The jejunal aspirate culture has, traditionally, been used as the gold standard to diagnose SIBO. The limitations of this test however include invasiveness and the challenges posed by attempting to culture all strains and species [54, 57]; therefore, hydrogen breath tests (GHBT or LHBT) are most commonly used [59]. In a study where endoscopic jejunal biopsy culture was used to diagnose SIBO, its sensitivity and specificity were 83.5% and 97.2%, respectively [60]. The prevalence of SIBO in IBS patients was 4% (based on the definition of ≥10⁵cfu/mL of bacteria in jejunal aspirate) and no different from that seen in healthy individuals [56]. In contrast, in a study of 111 IBS subjects using LHBT, Pimentel et al. reported a prevalence of SIBO of 84% in IBS (in comparison to 20% in healthy individuals). Furthermore, the administration of neomycin significantly alleviated IBS symptoms [61]. Recent published data have shown that, using jejunal aspirate as the gold standard, double-peak in LHBT only diagnoses one-third of SIBO patients; the sensitivity and specificity of LHBT were 31% and 86% and those of GHBT were 44% and 80%, respectively [62]. In a separate study by Berthold, the sensitivity and specificity of lactose-(13C) ureide breath test (LUBT) were 66.7% and 100% and those of GHBT 41.7% and 44.4%, respectively [63]. The sensitivity and specificity after glucose were 62.5% and 82% and after lactulose were 52% and 86%, respectively [13]. The variation in LHBT and GHBT may be due to differences in the diagnostic criteria used for selection of IBS patients, ecological origin, nature of the substrate used, and diagnostic methods [59].

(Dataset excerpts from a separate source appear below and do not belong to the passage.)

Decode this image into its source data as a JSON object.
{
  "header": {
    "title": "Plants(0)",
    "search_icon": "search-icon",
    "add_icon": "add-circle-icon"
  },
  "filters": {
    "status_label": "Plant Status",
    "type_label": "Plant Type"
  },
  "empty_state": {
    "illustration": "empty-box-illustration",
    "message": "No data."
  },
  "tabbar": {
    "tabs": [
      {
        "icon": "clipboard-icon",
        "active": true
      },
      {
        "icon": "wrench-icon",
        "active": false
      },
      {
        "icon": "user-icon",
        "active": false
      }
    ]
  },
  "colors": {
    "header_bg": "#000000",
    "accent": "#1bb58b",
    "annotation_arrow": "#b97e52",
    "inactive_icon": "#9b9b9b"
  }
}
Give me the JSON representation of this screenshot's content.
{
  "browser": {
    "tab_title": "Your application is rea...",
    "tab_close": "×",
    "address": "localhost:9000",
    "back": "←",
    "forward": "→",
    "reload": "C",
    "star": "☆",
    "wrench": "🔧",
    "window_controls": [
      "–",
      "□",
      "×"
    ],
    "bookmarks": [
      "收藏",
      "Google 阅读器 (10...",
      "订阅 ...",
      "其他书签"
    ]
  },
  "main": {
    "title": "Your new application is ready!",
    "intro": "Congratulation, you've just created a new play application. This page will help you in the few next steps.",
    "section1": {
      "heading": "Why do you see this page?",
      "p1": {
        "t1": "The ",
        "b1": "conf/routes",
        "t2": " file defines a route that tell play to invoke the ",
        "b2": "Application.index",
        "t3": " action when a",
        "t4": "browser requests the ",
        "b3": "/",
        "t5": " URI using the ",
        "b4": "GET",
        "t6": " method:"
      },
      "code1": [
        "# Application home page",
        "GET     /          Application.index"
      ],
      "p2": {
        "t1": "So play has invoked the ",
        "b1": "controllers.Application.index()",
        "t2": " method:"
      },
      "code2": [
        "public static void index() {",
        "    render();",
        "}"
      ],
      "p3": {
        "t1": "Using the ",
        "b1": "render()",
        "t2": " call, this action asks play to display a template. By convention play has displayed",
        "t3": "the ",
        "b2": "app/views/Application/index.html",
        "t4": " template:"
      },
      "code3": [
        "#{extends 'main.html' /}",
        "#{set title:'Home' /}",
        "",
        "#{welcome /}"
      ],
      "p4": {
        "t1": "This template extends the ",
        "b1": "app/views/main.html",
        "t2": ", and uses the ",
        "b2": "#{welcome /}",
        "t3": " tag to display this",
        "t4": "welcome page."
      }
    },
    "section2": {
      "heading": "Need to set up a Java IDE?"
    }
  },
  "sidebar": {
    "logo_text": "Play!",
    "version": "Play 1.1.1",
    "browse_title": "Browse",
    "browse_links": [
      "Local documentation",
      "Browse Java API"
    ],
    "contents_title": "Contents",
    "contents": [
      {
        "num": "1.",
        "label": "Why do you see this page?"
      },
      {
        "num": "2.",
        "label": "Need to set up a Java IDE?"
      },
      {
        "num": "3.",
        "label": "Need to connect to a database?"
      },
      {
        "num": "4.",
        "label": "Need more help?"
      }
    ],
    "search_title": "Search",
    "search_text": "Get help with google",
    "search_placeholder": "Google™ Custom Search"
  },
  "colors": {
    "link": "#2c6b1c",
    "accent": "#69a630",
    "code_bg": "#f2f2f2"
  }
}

The administration of antibiotics and probiotics reduced not only gas-related problems but also IBS-like symptoms [54, 56, 61, 64]. SIBO may arise due to hypochlorhydria, altered intestinal motility [2, 56], altered bacteriostatic properties of pancreatic and biliary secretion [65], and a dysregulated immune response [2]. Proton pump inhibitors (PPIs) may predispose to SIBO by decreasing acid secretion in the stomach [66]. Theisen reported that the inhibition of acid secretion related to the administration of omeprazole led to an increased concentration of unconjugated bile acids. Deconjugation of bile acids inhibits the absorption of fat and lipid soluble vitamins [67]. Thus, the potential side effects of PPI include constipation, diarrhea, bloating, and abdominal pain, symptoms which resemble those of IBS [68] (see Table 2).

Table 2.

Summary of prevalence of SIBO in IBS patients by different diagnostic methods.

Diagnostic method	N. of IBS patients	N. of controls	Percentage of SIBO in IBS subjects	Percentage of SIBO in controls	Reference
LHBT	76	40	44.7%	40.0%	Park et al. [115]
LHBT	43	56	65%	7%	Scarpellini et al. [116]
LHBT	127	—	43%	—	Carrara et al. [5]
LHBT	258	—	34.5%	—	Mann and Limoges-Gonzales [117]
LHBT	98	—	65%	—	Nucera et al. Lombardolll [118]
GHBT	59	37	23.7%	2.7%	Sachdeva et al. [119]
GHBT	98	—	36%	—	Reddymasu et al. [120]
GHBT	200	50	24.5%	6%	Lombardo et al.
GHBT	1921	—	31%	—	Ford et al. [121]
GHBT	130	70	16.1%	4.2%	Parodi et al. [122]
GHBT	225	100	11.1%	1%	Rana et al. [123]
GHBT	204	—	46%	—	Majewski et al. [124]
GHBT	96	—	45.8%	—	Cuoco and Salvangnini [125]
GHBT	65	102	31%	4%	Lupascu et al. [126]
GHBT	129	51	8.5%	2%	Ghoshal et al. [58]
Hydrogen	158	34	32.9%	17.9%	Grover et al. [127]
Breath test and culture of small bowel aspirate	162	26	4%	4%	Posserud et al. [56]

Abbreviations used: SIBO: small intestinal bacterial overgrowth; IBS: irritable bowel syndrome; LHBT: lactulose hydrogen breath test; GHBT: glucose hydrogen breath test.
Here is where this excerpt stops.